There are so many methods and theories thrown around in the teaching world, and so many different models that schools can choose to follow and use to train their teachers. But at the end of the day, any teacher will tell you that the majority of students like doingthings. They want to be hands on, to make something that they can’t achieve with just pen and paper. Even when I teach top level academically gifted students at a school – generally identified as the children who like doing school work – I am yet to receive a single complaint about them (literally) getting their hands dirty.

The SFX workshops also allow students to experience the history of emotions as the truly interdisciplinary field that it is, within a secondary education context. Studying the Black Death and creating its symptoms incorporates aspects of the science, HASS and drama curriculums and encourages students to think across all of these disciplines. It is certainly not often that you’d have students asking how the immune systems works and how they can pursue a career as a makeup artist in a history class! New possibilities  open before their eyes and they can see beyond what they learn at school to the social world they are part of.

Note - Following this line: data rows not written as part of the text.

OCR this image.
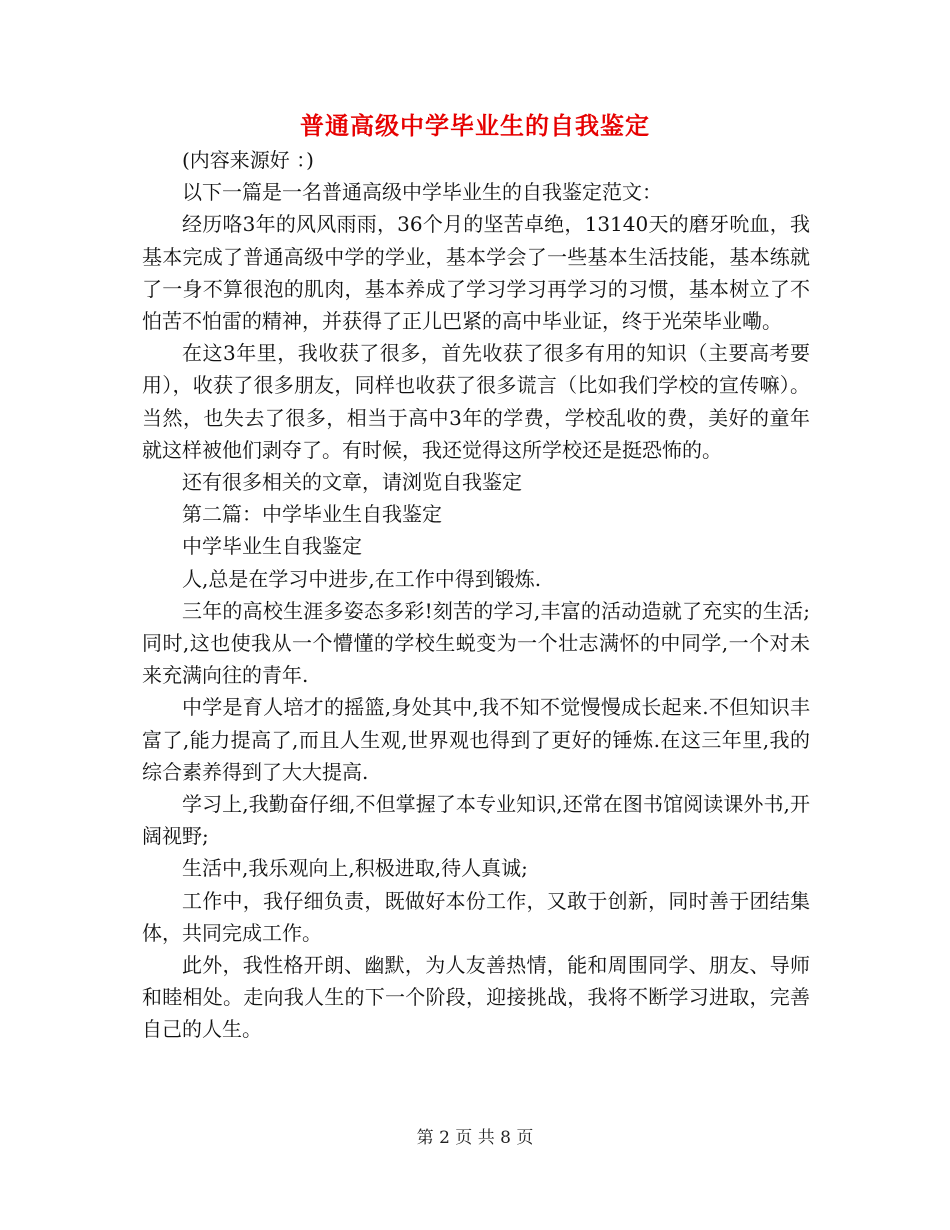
普通高级中学毕业生的自我鉴定

(内容来源好 ：)

以下一篇是一名普通高级中学毕业生的自我鉴定范文：

经历咯3年的风风雨雨，36个月的坚苦卓绝，13140天的磨牙吮血，我基本完成了普通高级中学的学业，基本学会了一些基本生活技能，基本练就了一身不算很泡的肌肉，基本养成了学习学习再学习的习惯，基本树立了不怕苦不怕雷的精神，并获得了正儿巴紧的高中毕业证，终于光荣毕业嘞。

在这3年里，我收获了很多，首先收获了很多有用的知识（主要高考要用），收获了很多朋友，同样也收获了很多谎言（比如我们学校的宣传嘛）。当然，也失去了很多，相当于高中3年的学费，学校乱收的费，美好的童年就这样被他们剥夺了。有时候，我还觉得这所学校还是挺恐怖的。

还有很多相关的文章，请浏览自我鉴定

第二篇：中学毕业生自我鉴定

中学毕业生自我鉴定

人,总是在学习中进步,在工作中得到锻炼.

三年的高校生涯多姿态多彩!刻苦的学习,丰富的活动造就了充实的生活;同时,这也使我从一个懵懂的学校生蜕变为一个壮志满怀的中同学,一个对未来充满向往的青年.

中学是育人培才的摇篮,身处其中,我不知不觉慢慢成长起来.不但知识丰富了,能力提高了,而且人生观,世界观也得到了更好的锤炼.在这三年里,我的综合素养得到了大大提高.

学习上,我勤奋仔细,不但掌握了本专业知识,还常在图书馆阅读课外书,开阔视野;

生活中,我乐观向上,积极进取,待人真诚;

工作中，我仔细负责，既做好本份工作，又敢于创新，同时善于团结集体，共同完成工作。

此外，我性格开朗、幽默，为人友善热情，能和周围同学、朋友、导师和睦相处。走向我人生的下一个阶段，迎接挑战，我将不断学习进取，完善自己的人生。

第 2 页 共 8 页
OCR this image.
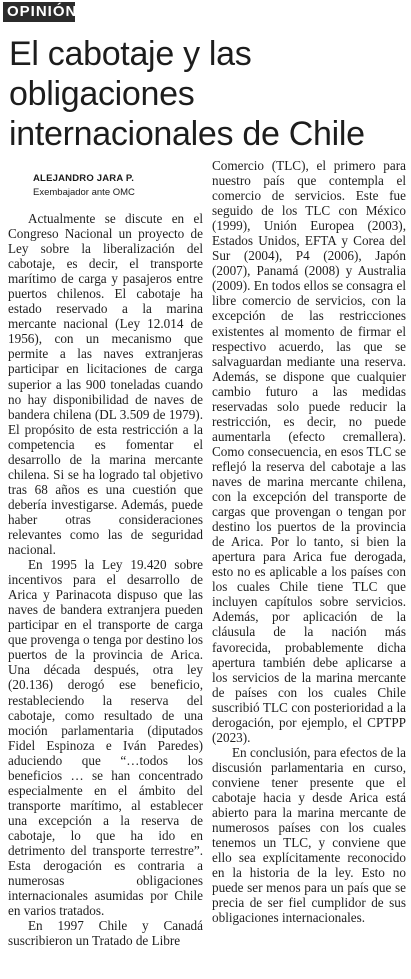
OPINIÓN
El cabotaje y las obligaciones internacionales de Chile
ALEJANDRO JARA P.
Exembajador ante OMC

Actualmente se discute en el Congreso Nacional un proyecto de Ley sobre la liberalización del cabotaje, es decir, el transporte marítimo de carga y pasajeros entre puertos chilenos. El cabotaje ha estado reservado a la marina mercante nacional (Ley 12.014 de 1956), con un mecanismo que permite a las naves extranjeras participar en licitaciones de carga superior a las 900 toneladas cuando no hay disponibilidad de naves de bandera chilena (DL 3.509 de 1979). El propósito de esta restricción a la competencia es fomentar el desarrollo de la marina mercante chilena. Si se ha logrado tal objetivo tras 68 años es una cuestión que debería investigarse. Además, puede haber otras consideraciones relevantes como las de seguridad nacional.

En 1995 la Ley 19.420 sobre incentivos para el desarrollo de Arica y Parinacota dispuso que las naves de bandera extranjera pueden participar en el transporte de carga que provenga o tenga por destino los puertos de la provincia de Arica. Una década después, otra ley (20.136) derogó ese beneficio, restableciendo la reserva del cabotaje, como resultado de una moción parlamentaria (diputados Fidel Espinoza e Iván Paredes) aduciendo que “…todos los beneficios … se han concentrado especialmente en el ámbito del transporte marítimo, al establecer una excepción a la reserva de cabotaje, lo que ha ido en detrimento del transporte terrestre”. Esta derogación es contraria a numerosas obligaciones internacionales asumidas por Chile en varios tratados.

En 1997 Chile y Canadá suscribieron un Tratado de Libre

Comercio (TLC), el primero para nuestro país que contempla el comercio de servicios. Este fue seguido de los TLC con México (1999), Unión Europea (2003), Estados Unidos, EFTA y Corea del Sur (2004), P4 (2006), Japón (2007), Panamá (2008) y Australia (2009). En todos ellos se consagra el libre comercio de servicios, con la excepción de las restricciones existentes al momento de firmar el respectivo acuerdo, las que se salvaguardan mediante una reserva. Además, se dispone que cualquier cambio futuro a las medidas reservadas solo puede reducir la restricción, es decir, no puede aumentarla (efecto cremallera). Como consecuencia, en esos TLC se reflejó la reserva del cabotaje a las naves de marina mercante chilena, con la excepción del transporte de cargas que provengan o tengan por destino los puertos de la provincia de Arica. Por lo tanto, si bien la apertura para Arica fue derogada, esto no es aplicable a los países con los cuales Chile tiene TLC que incluyen capítulos sobre servicios. Además, por aplicación de la cláusula de la nación más favorecida, probablemente dicha apertura también debe aplicarse a los servicios de la marina mercante de países con los cuales Chile suscribió TLC con posterioridad a la derogación, por ejemplo, el CPTPP (2023).

En conclusión, para efectos de la discusión parlamentaria en curso, conviene tener presente que el cabotaje hacia y desde Arica está abierto para la marina mercante de numerosos países con los cuales tenemos un TLC, y conviene que ello sea explícitamente reconocido en la historia de la ley. Esto no puede ser menos para un país que se precia de ser fiel cumplidor de sus obligaciones internacionales.
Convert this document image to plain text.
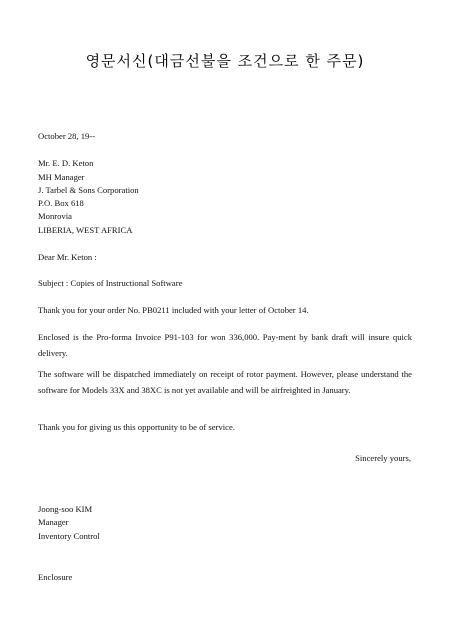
영문서신(대금선불을 조건으로 한 주문)
October 28, 19--
Mr. E. D. Keton
MH Manager
J. Tarbel & Sons Corporation
P.O. Box 618
Monrovia
LIBERIA, WEST AFRICA
Dear Mr. Keton :
Subject : Copies of Instructional Software
Thank you for your order No. PB0211 included with your letter of October 14.
Enclosed is the Pro-forma Invoice P91-103 for won 336,000. Pay-ment by bank draft will insure quick delivery.
The software will be dispatched immediately on receipt of rotor payment. However, please understand the software for Models 33X and 38XC is not yet available and will be airfreighted in January.
Thank you for giving us this opportunity to be of service.
Sincerely yours,
Joong-soo KIM
Manager
Inventory Control
Enclosure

Ultimately, the workshop creates layers of emotional experiences for students. Rather than reading facts in books, they have the opportunity to feel joy, satisfaction or frustration at what they are creating, disgust at the appearance of the plague symptoms and an appreciation for the experiences of people in fourteenth-century Europe.

Joanna Tyler is an Education and Outreach Officer with the ARC Centre of Excellence for the History of Emotions, based at The University of Western Australia (UWA). Joanna is an experienced drama and dance teacher, and is currently completing a Bachelor of Arts at UWA majoring in medieval and early modern history.


[1]Year 8 Syllabus Description in the Western Australian Humanities and Social Sciences Curriculum Outline, School Curriculum and Standards Authority. Available from:

[2]J. Trzebinski, ‘Narratives and Understanding Other People’,Research in Drama Education10. 1 (2005), 24.

[3]T. De Leur, C. Van Boxal, A. Wilschut, ‘‘I saw angry people and broken statues’: Historical Empathy in Secondary History Education’, British Journal of Educational Studies65.3 (2017), 334.